Doctors were able to save the arm of an Oklahoma zoo worker after a tiger bit it Saturday, according to the zoo's Facebook page.
The tiger, weighing 500-pounds, attacked the worker feeding it through a wire fence, pulling the woman's entire left arm through a tiny 4-inch square hole, reports CNN’s Miguel Marquez. (WATCH TOP VIDEO)
The unidentified employee, whose name was not released, was taken to a hospital and was in stable condition after surgery, said Undersheriff Jim Mullett of Garvin County, about 40 miles south of Oklahoma City. She was awake and speaking on the phone later Saturday, the zoo said.
The incident occurred about 10 a.m. (11 a.m. ET) at The Garold Wayne Interactive Zoological Park in Wynnewood.
Zoo owner Joe Schreibvogel says he was the first one on the scene to perform emergency medical aid when “the main focus was to stop the bleeding and save the woman's life.” He says the zoo will perform an internal investigation after she is out of another surgery later today and able to talk. (WATCH VIDEO)
Schreibvogel defends his zoo against such criticism saying the statements these organizations have released to press have no effect on the way it functions.
“I don't worry about what the Humane Society or PETA has to say about anything because, A, they're not here. B, they know nothing about our facility. And C, I really would rather not comment on an organization that killed 87% of the animals that they got their hands on last year while we work 24/7 to rescue animals and give up everything in our lives to keep these animals alive."
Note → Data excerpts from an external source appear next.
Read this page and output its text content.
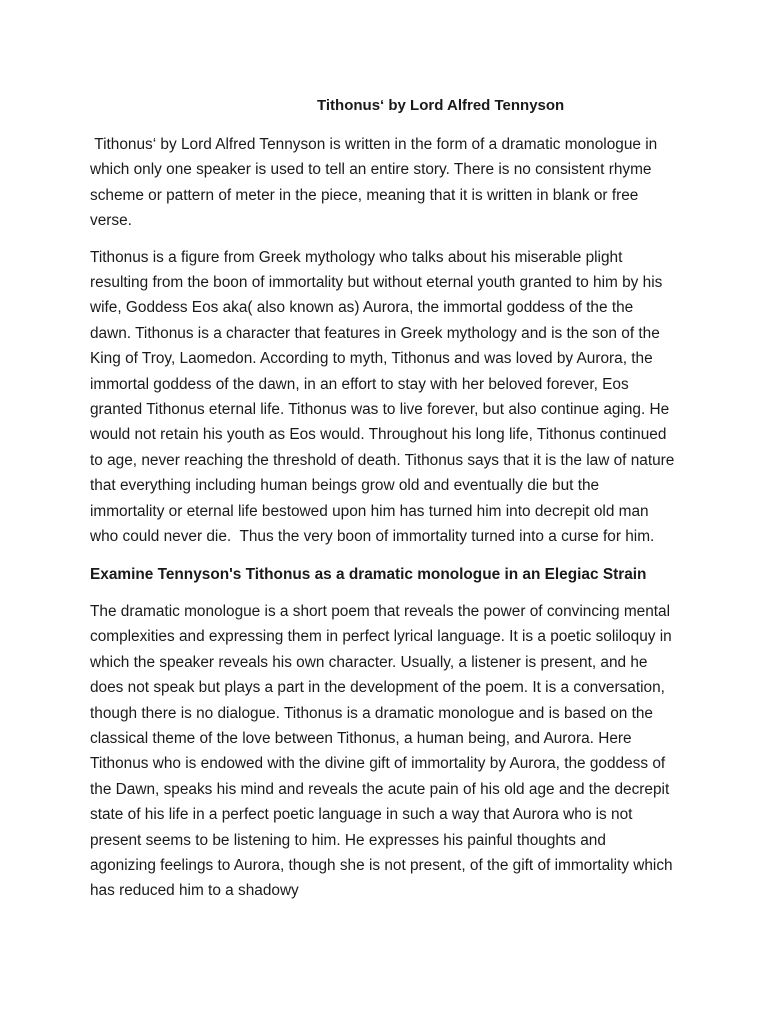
Tithonus‘ by Lord Alfred Tennyson

Tithonus‘ by Lord Alfred Tennyson is written in the form of a dramatic monologue in which only one speaker is used to tell an entire story. There is no consistent rhyme scheme or pattern of meter in the piece, meaning that it is written in blank or free verse.

Tithonus is a figure from Greek mythology who talks about his miserable plight resulting from the boon of immortality but without eternal youth granted to him by his wife, Goddess Eos aka( also known as) Aurora, the immortal goddess of the the dawn. Tithonus is a character that features in Greek mythology and is the son of the King of Troy, Laomedon. According to myth, Tithonus and was loved by Aurora, the immortal goddess of the dawn, in an effort to stay with her beloved forever, Eos granted Tithonus eternal life. Tithonus was to live forever, but also continue aging. He would not retain his youth as Eos would. Throughout his long life, Tithonus continued to age, never reaching the threshold of death. Tithonus says that it is the law of nature that everything including human beings grow old and eventually die but the immortality or eternal life bestowed upon him has turned him into decrepit old man who could never die.  Thus the very boon of immortality turned into a curse for him.

Examine Tennyson's Tithonus as a dramatic monologue in an Elegiac Strain

The dramatic monologue is a short poem that reveals the power of convincing mental complexities and expressing them in perfect lyrical language. It is a poetic soliloquy in which the speaker reveals his own character. Usually, a listener is present, and he does not speak but plays a part in the development of the poem. It is a conversation, though there is no dialogue. Tithonus is a dramatic monologue and is based on the classical theme of the love between Tithonus, a human being, and Aurora. Here Tithonus who is endowed with the divine gift of immortality by Aurora, the goddess of the Dawn, speaks his mind and reveals the acute pain of his old age and the decrepit state of his life in a perfect poetic language in such a way that Aurora who is not present seems to be listening to him. He expresses his painful thoughts and agonizing feelings to Aurora, though she is not present, of the gift of immortality which has reduced him to a shadowy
He also defends the scrutiny he’s fallen under for having to declare bankruptcy, saying that any non-profit organization needs help raising funds and paying its bills. Schreibvogel lastly explains alarming video recorded at the park during an undercover investigation that reveals a baby tiger who seems to hurt a child. He says “the tiger never broke skin on” the child in that incident.
“We have been through the investigation with the USDA in regards to their so-called six month undercover investigation…There is an open FBI case for the Animal Terrorist Act, because one question is, if someone was here during six months of abuse and they did not report the abuse, it must not have been that bad or they would have contacted local authorities way before six months.”